At dinner Mark found himself seated next to Hingest.

“Well,” said Hingest, “have they finally roped you into it, eh?”

“I rather believe they have,” said Mark.

“Because,” said Hingest, “if you thought the better of it I’m motoring back to-night and I could give you a lift.”

“You haven’t yet told me why you are leaving us yourself,” said Mark.

“Oh, well, it all depends what a man likes. If you enjoy the society of that Italian eunuch and the mad parson and that Hardcastle girl-her grandmother would have boxed her ears if she were alive-of course there’s nothing more to be said.”

“I suppose it’s hardly to be judged on purely social grounds-I mean, it’s something more than a club.”

“Eh? Judged? Never judged anything in my life , to the best of my knowledge, except at a flower show. It’s all a question of taste. I came here because I thought it had something to do with science. Now that I find it’s something more like a political conspiracy, I shall go home. I’m too old for that kind of thing, and if I wanted to join a conspiracy, this one wouldn’t be my choice.”

“You mean, I suppose, that the element of social planning doesn’t appeal to you?
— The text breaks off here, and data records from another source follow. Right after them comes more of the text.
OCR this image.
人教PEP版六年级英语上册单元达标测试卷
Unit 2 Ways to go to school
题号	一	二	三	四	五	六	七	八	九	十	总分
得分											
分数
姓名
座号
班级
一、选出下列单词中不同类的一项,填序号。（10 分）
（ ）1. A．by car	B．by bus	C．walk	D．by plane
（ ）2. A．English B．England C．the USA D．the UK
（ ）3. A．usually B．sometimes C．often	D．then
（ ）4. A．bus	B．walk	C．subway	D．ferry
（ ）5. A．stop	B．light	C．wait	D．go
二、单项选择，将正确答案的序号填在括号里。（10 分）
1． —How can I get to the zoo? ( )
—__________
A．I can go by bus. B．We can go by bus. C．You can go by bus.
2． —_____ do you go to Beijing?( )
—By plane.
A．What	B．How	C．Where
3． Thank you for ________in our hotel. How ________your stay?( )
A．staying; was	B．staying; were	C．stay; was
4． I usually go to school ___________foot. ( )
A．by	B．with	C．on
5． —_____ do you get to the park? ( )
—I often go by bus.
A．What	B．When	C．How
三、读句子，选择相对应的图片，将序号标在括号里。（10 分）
I can quite understand that it doesn’t fit in with your work as it does with sciences like sociology, but . . .”

“There are no sciences like sociology. And if I found chemistry beginning to fit in with a secret police run by a middle-aged virago who doesn’t wear corsets and a scheme for taking away his farm and his shop and his children from every Englishman, I’d let chemistry go to the devil and take up gardening again.”

“I think I do understand that sentiment that still attaches to the small man, but when you come to study the reality as I have had to do “

“I should want to pull it to bits and put something else in its place. Of course. That’s what happens when you study men: you find mare’s nests. I happen to believe that you can’t study men, you can only get to know them which is quite a different thing. Because you study them, you want to make the lower orders govern the country and listen to classical music, which is balderdash. You also want to take away from them everything which makes life worth living, and not only from them but from everyone except a parcel of prigs and professors.”

“Bill! “said Fairy Hardcastle suddenly, from the far side of the table, in a voice so loud that even he could not ignore it. Hingest fixed his eyes upon her and his face grew a dark red.

“Is it true,” bawled the Fairy, “that you’re going off by car immediately after dinner?”

“Yes, Miss Hardcastle, it is.”

“I was wondering if you could give me a lift.”

“I should be happy to do so,” said Hingest in a voice not intended to deceive, “if we are going in the same direction.”

“Where are you going?”

“I am going to Edgestow.”

“Will you be passing Brenstock?”

“No, I leave the by-pass at the cross-roads just beyond Lord Holywood’s front gate and go down what they used to call Potter’s Lane.”

“Oh, damn! No good to me. I may as well wait till the morning.”

After this Mark found himself engaged by his left-hand neighbour and did not see Bill the Blizzard again until he met him in the hall after dinner. He was in his overcoat and just ready to step into his car.

He began talking as he opened the door and thus Mark was drawn into accompanying him across the gravel sweep to where his car was parked.